Posy turned out to be the same kind of unforgiving rich kid I’d spent my teenage years avoiding. And I guess I’m still bitter, because I think I’d rather crawl through a sewage pipe than work for her shop.

“Here’s an idea,” I say to Max. “I don’t have to work there. I can just loiter.”

“At your former rival’s place of business. Because that’s not creepy at all.” Max smiles slowly.

Fuck.

2

Posy

“Did you set the oven timer?”I ask Ginny, who’s filling in as my kitchen assistant.

My sister rolls her eyes. “Uh huh. Forty-two minutes. Just like you told methree times.”

“Excellent,” I say calmly. I love my sister. I would do anything for Ginny and her five-year-old son. But neither of us is thrilled with this situation. My shop is desperate for labor, and Ginny is strapped for cash. So we need each other.

Unfortunately, last week she burned two full racks of pastry. Margins are tight enough around here without throwing away sixty bucks worth of ingredients and two hours of my labor.

Since it's two o'clock, I've been baking for ten hours already. I’ve made a hundred breakfast pastries, a hundred meat pies, and thirty full-sized pies for the shop. I’m dead on my feet, and closing time is still two hours away.
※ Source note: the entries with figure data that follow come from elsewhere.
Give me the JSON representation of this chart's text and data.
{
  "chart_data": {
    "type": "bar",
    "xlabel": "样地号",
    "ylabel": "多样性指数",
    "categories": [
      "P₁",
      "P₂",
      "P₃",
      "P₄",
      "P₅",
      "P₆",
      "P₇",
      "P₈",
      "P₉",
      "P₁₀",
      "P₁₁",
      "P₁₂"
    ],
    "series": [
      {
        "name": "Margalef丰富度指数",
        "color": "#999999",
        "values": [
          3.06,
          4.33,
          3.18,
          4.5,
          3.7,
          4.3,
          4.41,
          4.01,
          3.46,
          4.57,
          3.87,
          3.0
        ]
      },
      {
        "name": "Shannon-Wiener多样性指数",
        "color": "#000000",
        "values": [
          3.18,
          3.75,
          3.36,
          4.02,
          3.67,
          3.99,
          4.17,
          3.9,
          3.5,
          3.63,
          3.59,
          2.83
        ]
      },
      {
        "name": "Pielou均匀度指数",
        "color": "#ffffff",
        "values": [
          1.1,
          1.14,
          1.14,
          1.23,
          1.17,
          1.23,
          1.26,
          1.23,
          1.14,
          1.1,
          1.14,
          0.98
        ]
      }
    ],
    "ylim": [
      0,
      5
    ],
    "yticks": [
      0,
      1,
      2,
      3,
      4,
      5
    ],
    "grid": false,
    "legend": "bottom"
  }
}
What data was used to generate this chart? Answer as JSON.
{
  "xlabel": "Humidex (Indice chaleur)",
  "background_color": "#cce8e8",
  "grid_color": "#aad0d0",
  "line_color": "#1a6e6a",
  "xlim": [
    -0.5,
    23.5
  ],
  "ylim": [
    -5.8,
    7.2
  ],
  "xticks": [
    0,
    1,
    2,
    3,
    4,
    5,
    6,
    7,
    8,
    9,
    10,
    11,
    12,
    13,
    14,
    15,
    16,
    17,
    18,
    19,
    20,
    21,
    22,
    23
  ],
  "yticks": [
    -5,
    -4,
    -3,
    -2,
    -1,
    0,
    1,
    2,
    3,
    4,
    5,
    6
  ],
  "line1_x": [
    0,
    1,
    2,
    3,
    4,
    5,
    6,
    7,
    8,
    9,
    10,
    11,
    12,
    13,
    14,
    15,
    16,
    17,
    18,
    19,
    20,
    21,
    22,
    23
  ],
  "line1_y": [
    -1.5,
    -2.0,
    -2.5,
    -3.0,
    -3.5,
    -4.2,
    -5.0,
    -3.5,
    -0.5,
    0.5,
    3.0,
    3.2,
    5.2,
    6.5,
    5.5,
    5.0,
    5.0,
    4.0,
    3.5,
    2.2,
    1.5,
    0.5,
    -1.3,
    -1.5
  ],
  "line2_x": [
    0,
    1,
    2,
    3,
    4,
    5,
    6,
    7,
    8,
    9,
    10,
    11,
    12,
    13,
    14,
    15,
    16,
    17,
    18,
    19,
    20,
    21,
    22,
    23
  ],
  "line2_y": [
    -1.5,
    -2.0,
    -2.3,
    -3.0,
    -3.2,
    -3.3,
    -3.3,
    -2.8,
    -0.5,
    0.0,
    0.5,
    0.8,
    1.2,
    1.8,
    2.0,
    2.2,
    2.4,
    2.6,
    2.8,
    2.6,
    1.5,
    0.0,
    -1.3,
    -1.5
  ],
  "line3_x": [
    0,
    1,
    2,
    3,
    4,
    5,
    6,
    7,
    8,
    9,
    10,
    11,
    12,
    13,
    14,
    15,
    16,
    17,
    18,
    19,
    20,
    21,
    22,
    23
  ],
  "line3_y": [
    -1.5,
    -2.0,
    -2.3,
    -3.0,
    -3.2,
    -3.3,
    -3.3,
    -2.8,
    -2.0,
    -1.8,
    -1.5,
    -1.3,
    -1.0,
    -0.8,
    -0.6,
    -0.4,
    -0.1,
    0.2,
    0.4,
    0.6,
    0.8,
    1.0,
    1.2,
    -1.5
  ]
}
Opening a cafe is a lot of hard work and risk-taking. I knew it would be. I've had a lifetime of watching how the restaurant industry operates. I opened Posy’s Pie Shop with eyes wide open. Newly divorced, and burnt out on my desk job, I needed a new challenge.

And boy, did I find one. I’m already doing a booming business. The place is packed for most of our business hours. My lower-Manhattan clientele is willing to pay six dollars for a slice of my gourmet fruit pie, or nine bucks for a lunchtime meat pie. We sell out nearly every day.

But my costs are high, too. Gourmet ingredients cost a fortune. And I have trouble hiring enough help. I had a terrific staff in place before Lily—my assistant baker—fell in love with Keisha—my barista. It was all well and good until they decided to ditch city life to work on a billionaire’s yacht. I lost two terrific employees in one day.

That was a month ago, and I’ve been struggling ever since. In the first place, I think of Posy’s Pie Shop like a family. So losing Lily and Keisha hurt. Since then, I’ve already hired and fired three people. That hurt, too, since it felt like firing family members.

But one of them was stealing from me and two were chronically late. That’s family for you.

"Where's Jerry?" I ask Ginny, who’s measuring out flour for tomorrow's first batch of pastry.

“Out back,” she says. “Vaping, probably.”

“No, I'm not!” Jerry's voice pipes up from just outside the screen door. “I’m reading comics on my tablet!”

Jerry never lies to me. “Jerry, honey, it's time to clean the kitchen. You can read comics after four, okay?”

“Okay, Posy!” The backdoor bangs open and Jerry appears, all smiles. He has Down syndrome, and I employ him through a program that matches men and women with special challenges to businesses that can hire them. He comes in every day at one o’clock to restock things like napkins and cups, and to wash dishes.

He is the nicest guy you will ever meet, and it was a lucky day when I agreed to give him a try in my shop. He is, however, prone to distraction. Not a single day goes by that he doesn’t wander away from a sink full of dishes just to catch up on comics.

That's just the cost of doing business with Jerry. Everyone is flawed in his own way, right? Just like in a real family.

"Posy!" calls Teagan from the counter out front.

Crap. “Is it time for you to leave?” I call out.

Teagan is a baker, too. She makes the world-class donuts I buy wholesale to supplement my early morning offerings. But because I’m in such dire need of help, and because Teagan has expensive taste in shoes, I've talked her into working the counter for me a few hours a day, too, on a temporary basis.

“I’m leaving in fifteen,” Teagan calls. "But there's somebody here about your barista job."

“Wait, really?” I drop the metal mixing bowl I’d been holding and grab the nearest towel to wipe off my hands. “Don't let her leave! I'll be right there!Ginny,” I bark. “Listen for the oven timer.”